(Aktivis Perempuan Konawe)
Kasus perceraian yang ditangani Pengadilan Agama (PA) Unaaha di Kabupaten Konawe terus meningkat di masa pandemi Covid-19. Dalam sehari, gugatan cerai yang diterima PA Unaaha bisa mencapai 20 hingga 30 berkas. Alasan ekonomi menjadi faktor utama yang membuat keharmonisan pasangan suami-istri retak dan berujung di meja persidangan. Selain itu, alasan gugatan cerai yang masuk karena faktor kekerasan dalam rumah tangga (KDRT) dan, perselingkuhan maupun hal klasik lainnya.
Humas PA Unaaha, Dr. Massadi, MH, memengakui, alasan dominan tingginya permohonan cerai yang masuk di PA Unaaha disebabkan faktor ekonomi. Adanya pembatasan aktivitas selama pandemi, membuat warga sulit mencari nafkah seperti biasa untuk memenuhi berbagai kebutuhan dasar dalam rumah tangga. Dari kondisi tersebut muncul pergolakan.

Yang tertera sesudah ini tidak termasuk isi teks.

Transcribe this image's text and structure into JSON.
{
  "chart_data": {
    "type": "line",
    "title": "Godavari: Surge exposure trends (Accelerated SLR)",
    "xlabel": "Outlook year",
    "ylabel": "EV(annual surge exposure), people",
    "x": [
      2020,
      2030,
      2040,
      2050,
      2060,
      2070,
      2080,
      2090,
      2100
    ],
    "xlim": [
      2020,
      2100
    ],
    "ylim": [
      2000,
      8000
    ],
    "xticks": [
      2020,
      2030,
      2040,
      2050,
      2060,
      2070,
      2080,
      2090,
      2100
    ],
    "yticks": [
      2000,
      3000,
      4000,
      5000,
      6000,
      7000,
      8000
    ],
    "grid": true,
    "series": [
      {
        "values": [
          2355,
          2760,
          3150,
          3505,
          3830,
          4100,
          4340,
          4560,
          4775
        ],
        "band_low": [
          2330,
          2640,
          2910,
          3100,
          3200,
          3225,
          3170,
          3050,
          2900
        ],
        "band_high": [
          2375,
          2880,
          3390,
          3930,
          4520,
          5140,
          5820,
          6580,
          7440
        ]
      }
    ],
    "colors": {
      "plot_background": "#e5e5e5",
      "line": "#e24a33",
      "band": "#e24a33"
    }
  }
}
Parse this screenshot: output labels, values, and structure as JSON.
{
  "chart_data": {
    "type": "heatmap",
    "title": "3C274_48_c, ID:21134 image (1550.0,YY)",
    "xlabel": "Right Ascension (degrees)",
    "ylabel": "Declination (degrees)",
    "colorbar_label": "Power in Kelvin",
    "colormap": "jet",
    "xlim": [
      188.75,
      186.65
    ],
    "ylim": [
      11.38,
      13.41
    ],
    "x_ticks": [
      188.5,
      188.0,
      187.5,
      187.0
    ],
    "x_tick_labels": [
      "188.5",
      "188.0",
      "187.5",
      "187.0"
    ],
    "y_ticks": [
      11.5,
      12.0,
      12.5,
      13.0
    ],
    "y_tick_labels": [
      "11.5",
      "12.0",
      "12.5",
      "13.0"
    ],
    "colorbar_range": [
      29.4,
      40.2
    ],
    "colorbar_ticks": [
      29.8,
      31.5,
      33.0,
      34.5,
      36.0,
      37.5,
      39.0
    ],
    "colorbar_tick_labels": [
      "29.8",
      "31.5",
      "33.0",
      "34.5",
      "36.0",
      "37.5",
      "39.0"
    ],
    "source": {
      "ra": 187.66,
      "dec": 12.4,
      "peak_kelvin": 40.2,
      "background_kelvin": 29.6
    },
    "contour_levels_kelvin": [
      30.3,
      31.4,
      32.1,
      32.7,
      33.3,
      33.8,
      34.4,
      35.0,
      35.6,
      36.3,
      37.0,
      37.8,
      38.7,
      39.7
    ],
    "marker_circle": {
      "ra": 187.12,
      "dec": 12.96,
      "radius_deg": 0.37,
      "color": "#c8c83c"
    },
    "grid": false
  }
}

Inilah yang kemudian memicu hubungan rumah tangga tidak harmonis lagi. Kebutuhan rumah tangga cukup tinggi sementara aktivitas di luar rumah terbatas.
Jika ditelisik lebih jauh, dimensi ketahanan ekonomi di masa pandemi juga ditentukan tingkat tabungan keluarga. Program inklusi keuangan nasional berhasil meningkatkan rumah tangga yang memiliki tabungan berupa uang, dari 62,97% (2015) menjadi 64,04% (2018). Masalahnya, jika pandemi berlangsung lama, tabungan akan habis.
Dalam penanganan Covid-19, pemerintah memang menempatkan kesehatan sebagai prioritas. Namun, pengelolaan ekonomi nasional, tidak bisa diabaikan. Keterbatasan tabungan menyebabkan banyak rumah tangga harus tetap bekerja untuk memenuhi kebutuhannya. Tentu dengan protokol kesehatan yang ketat.
Namun, perlu diingat, ada sekitar 35% rumah tangga yang tidak memiliki tabungan. Situasi pandemi menempatkan mereka pada ketahanan keluarga yang lemah untuk dimensi ketahanan ekonomi. Pemberian bansos tunai maupun sembako sangat membantu kelompok rumah tangga ini.
Untuk listrik, data Susenas BPS 2019 menunjukkan hampir seluruh rumah tangga (96,73%) menggunakan listrik PLN sebagai sumber penerangan utamanya. Namun, penurunan daya beli selama pandemi menyebabkan banyak rumah tangga tidak mampu membayar listrik.
Kompleksitas ini membuat ketahanan keluarga di masa pandemi menjadi dipertanyakan. Di satu sisi, adanya pandemi merupakan qadharullah dan warga diminta tetap di rumah. Tetapi, di sisi lain, pemerintah tidak menyediakan alternatif jangka panjang, misalnya dengan menanggung kebutuhan pokok masyarakat selama covid-19 berlangsung. Pada akhirnya, ikatan pernikahan menjadi korban.
Padahal, dalam Islam, pernikahan merupakan ikatan yang suci dan sangat layak dipertahankan. Sedari awal, pasangan suami-istri harus memahami posisi penafkahan dan tata kelola ekonomi keluarga. Idealnya, suami bekerja dan istri mengurus rumah.
Adapun dalam kondisi terjadinya wabah, lalu khalifah mengeluarkan kebijakan lockdown, maka negara bertanggung jawab penuh terhadap pemenuhan kebutuhan dasar umat. Darimana dananya? Tentu dari baitul mal, dari pengelolaan sumber daya alam yang diatur secara mandiri oleh negara. Tidak diserahkan pada asing atau swasta.
Pun, negara berkewajiban menjaga agar pemenuhan nafkah berjalan sesuai aturan. Artinya, tak hanya mewajibkan suami untuk mencari nafkah, bahkan jika tidak ada lagi yang menafkahi perempuan dan anak, maka negara akan menjaminnya dari Baitul Mal. Negara berwenang menyediakan lapangan kerja yang luas.
Dengan demikian, kewasaran dalam rumah tangga tetap bisa terjaga. Sebab, negara dan masyarakat turut mengkondisikan ketenteraman tadi. Tak kalah penting, ketakwaan individu membuat pasangan suami-istri saling mendukung. Tetap bersama bukan di saat bahagia saja, tapi juga dalam keadaan ekonomi terjepit. Semua itu demi mewujudkan keluarga yang sakinah, mawaddah, dan rahmah. Wallahu’alam bisshawab.